The holy month of Ramadan begins and is a great opportunity to focus on bringing back a balanced and healthy lifestyle. Through fasting, you learn how to manage your eating habits and improve self-discipline.
This article will help you understand the health issues related to fasting, so that you are able to make more informed choices, minimize complications and maximize the benefits of your fast.
Good And Bad Foods During Ramadan
During Ramadan, you need to put extra effort into including foods from all five food groups to ensure variety and a well-balanced diet.
These foods include:
- Breads, cereals and other grain products
- Fruit and vegetables
- Meat, fish and poultry
- Milk, cheese and yogurt
- Fats and sugars (these contain very little nutrients and are high in calories and therefore their intake should be limited).
The most commonly consumed foods by Prophet Muhammad (PBUH) were milk, dates, lamb/mutton and oats. Healthy foods mentioned in the Holy Quran are fruit and vegetables, such as olives, onions, cucumber, figs, dates, grapes as well as pulses such as lentils.

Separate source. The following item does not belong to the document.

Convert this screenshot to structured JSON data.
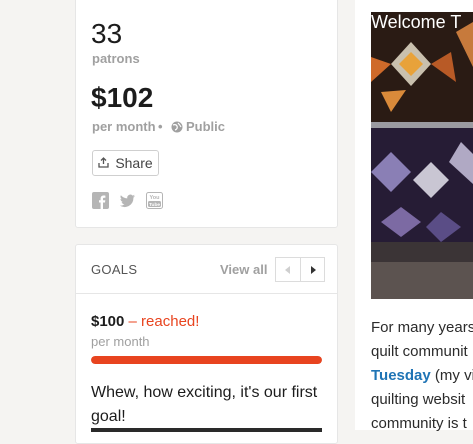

Complex carbohydrates are foods that will help release energy slowly during the long hours of fasting and are found in grains and seeds like barley, wheat, oats, millets, semolina, beans, lentils, whole-meal flour and rice.
Fiber-rich foods are also digested slowly and include cereals, whole wheat, grains and seeds, potatoes with skin, vegetables such as green beans and almost all fruit, including apricots, prunes and figs.
Foods to avoid are the heavily processed and fast-burning foods that contain refined carbohydrates such as sugar and white flour or fatty food like cakes, biscuits, chocolates and sweets. Excess caffeine content in drinks such as tea, coffee and cola should also be avoided (caffeine is a diuretic and stimulates faster water loss through urination).
What Should I Eat At Suhoor And Iftar?
Suhoor
The pre-dawn meal should be a wholesome, moderate meal that is filling and provides enough energy for many hours. It is therefore particularly important to include slowly digesting foods like complex carbohydrates. Drink fluids to keep you hydrated during the day and assist with digestion.
Iftar
The meal that breaks the day’s fast could include dates, following the Prophetic tradition. Dates will provide a refreshing burst of much-needed energy. Fruit juices will also have a similar, revitalizing effect.
Illness And Fasting
Ramadan fasting is obligatory for the healthy adult but when fasting may significantly affect the health of the individual or when one is genuinely sick, Islam exempts them from fasting.
Quick Tips
- Eat normal-sized, nutritious meals at Suhoor and Iftar.
- Avoid foods high in fat, salt and sugar.
- Choose a diet rich in fruit, vegetables, beans, lentils, rice and grains.
- Drink plenty of fluids and avoid caffeinated beverages like coffee, tea, energy drinks or cola.
- Break the fast with a healthy snack like dates — a nutritious burst of natural sugar.
- Speak to a health professional before changing medication regimes for Ramadan.
- Avoid excessive exercise during fasting.